Last Friday I attended a forum addressed by Solicitor-General Robert Allcock. He faced a group of very doubting lawyers, academics and legislators and was gentle but ineffective in his denials that there was anything to be concerned about in the proposals for Article 23.

I left with one question in mind: whose side was he on? Was he on the side of those who want to maintain freedom of civic expression to the maximum possible degree within the Basic Law? Or was he on the side of those who wish to restrict that freedom to the minimum possible level? I came away with the impression that he simply saw it as his job to side with the repression of such freedom to the maximum possible degree.

Maybe Mr Allcock's bosses do not understand, despite the deeply concerned warnings of the widest range of legal, religious, creative, educational and even some business opinion, that they are in the process of knocking out one of Hong Kong's key differentiations from mainland China, and key international strategic strengths. But Mr Allcock should.

Officials holding public authority have to decide where they stand. By their decisions they have guided societies, either towards openness and success - like the United States - accepting an element of dissent uncomfortable for those in power or authority; or towards rejection of dissent, narrowness of social vision and poverty - like the Soviet Union, the old People's Republic of China and all the failed dictatorships of the world.
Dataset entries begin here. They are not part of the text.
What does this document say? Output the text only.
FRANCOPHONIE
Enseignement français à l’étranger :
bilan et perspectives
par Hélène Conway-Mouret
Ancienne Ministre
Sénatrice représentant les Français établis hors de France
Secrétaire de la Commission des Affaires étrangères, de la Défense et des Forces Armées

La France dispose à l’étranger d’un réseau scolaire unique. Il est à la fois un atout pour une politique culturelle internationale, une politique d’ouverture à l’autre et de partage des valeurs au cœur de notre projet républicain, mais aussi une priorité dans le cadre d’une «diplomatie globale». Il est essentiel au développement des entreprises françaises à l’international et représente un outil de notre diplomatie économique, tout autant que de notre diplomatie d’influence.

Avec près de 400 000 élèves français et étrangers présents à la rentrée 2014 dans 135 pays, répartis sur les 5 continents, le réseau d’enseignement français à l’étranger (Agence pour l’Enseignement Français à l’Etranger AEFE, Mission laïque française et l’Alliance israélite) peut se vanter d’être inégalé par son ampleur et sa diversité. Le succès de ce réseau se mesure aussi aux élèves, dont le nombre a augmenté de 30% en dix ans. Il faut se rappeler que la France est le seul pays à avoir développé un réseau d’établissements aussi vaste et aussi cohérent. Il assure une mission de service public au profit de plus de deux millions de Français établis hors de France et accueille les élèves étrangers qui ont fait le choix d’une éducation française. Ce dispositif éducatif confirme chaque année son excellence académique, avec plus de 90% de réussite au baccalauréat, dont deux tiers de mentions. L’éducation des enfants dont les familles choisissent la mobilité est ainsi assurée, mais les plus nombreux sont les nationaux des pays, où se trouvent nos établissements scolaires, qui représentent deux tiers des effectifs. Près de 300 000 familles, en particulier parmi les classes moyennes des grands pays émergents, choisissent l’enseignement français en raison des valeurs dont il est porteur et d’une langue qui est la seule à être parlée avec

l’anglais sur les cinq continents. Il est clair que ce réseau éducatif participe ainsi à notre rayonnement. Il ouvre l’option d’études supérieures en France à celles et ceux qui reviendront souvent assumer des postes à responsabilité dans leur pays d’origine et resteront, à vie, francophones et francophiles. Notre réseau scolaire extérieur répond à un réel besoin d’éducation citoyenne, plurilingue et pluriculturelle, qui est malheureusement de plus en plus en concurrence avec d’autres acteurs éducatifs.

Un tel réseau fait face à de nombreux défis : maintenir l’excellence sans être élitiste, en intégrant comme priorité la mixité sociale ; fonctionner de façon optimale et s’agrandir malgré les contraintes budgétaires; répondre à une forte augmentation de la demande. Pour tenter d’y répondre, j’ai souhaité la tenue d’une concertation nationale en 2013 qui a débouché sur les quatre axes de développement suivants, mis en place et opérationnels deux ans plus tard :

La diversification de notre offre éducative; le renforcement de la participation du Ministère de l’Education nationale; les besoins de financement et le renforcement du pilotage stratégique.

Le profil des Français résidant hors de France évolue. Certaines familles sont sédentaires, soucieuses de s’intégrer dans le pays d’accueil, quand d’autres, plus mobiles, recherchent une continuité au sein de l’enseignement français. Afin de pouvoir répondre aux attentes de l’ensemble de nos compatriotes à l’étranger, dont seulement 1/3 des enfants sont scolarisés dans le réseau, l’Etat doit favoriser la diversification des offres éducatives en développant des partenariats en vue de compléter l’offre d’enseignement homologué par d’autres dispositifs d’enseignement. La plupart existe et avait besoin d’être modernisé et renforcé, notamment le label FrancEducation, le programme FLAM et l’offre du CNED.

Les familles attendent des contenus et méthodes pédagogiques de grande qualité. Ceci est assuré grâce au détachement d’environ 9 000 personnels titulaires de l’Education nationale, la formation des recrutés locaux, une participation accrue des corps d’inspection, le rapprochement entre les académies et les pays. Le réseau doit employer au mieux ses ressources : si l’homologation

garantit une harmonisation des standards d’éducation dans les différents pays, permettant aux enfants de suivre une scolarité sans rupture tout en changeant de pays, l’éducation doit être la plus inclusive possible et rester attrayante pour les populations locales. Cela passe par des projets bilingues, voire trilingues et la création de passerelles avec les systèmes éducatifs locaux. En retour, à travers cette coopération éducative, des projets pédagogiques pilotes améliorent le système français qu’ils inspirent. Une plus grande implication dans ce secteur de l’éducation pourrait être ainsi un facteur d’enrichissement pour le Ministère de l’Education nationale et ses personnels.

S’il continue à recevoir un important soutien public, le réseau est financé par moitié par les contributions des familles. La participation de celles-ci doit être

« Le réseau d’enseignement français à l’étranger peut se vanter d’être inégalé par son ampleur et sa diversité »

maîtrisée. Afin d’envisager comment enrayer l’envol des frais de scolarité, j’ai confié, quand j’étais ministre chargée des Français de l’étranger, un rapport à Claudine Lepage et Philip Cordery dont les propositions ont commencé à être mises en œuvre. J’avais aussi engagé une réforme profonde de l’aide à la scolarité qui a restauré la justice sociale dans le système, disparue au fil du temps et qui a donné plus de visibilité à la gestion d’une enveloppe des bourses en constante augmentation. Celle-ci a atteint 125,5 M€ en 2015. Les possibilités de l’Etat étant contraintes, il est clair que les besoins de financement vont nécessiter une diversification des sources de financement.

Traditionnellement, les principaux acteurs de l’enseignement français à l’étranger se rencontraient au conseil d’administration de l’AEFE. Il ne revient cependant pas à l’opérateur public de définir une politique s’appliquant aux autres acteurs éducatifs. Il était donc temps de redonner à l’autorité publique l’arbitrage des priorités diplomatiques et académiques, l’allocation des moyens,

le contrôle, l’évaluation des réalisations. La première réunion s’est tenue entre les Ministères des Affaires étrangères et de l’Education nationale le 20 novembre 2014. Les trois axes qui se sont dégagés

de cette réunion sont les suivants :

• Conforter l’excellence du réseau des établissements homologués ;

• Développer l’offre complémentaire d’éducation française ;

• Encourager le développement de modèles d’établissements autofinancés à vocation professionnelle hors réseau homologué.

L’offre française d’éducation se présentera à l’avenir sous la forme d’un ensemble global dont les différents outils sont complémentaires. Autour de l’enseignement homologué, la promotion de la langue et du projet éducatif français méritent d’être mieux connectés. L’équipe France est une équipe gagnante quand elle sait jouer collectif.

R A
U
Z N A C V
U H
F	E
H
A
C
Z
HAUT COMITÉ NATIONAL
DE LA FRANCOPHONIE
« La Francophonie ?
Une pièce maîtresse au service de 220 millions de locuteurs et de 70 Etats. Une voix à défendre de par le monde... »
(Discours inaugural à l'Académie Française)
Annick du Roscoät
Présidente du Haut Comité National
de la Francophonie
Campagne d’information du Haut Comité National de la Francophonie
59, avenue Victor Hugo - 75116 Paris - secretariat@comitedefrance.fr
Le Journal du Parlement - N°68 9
The solicitor-general would do better to resign than to try and impose on Hong Kong a mainland attitude to freedom and information - that the minimum possible degree of freedom is the aim. After five years of post-handover peace, these changes are not needed.

Our public policy should be to introduce the minimum change required to comply with the Basic law, not to pursue the maximum repression the government reckons it can get away with.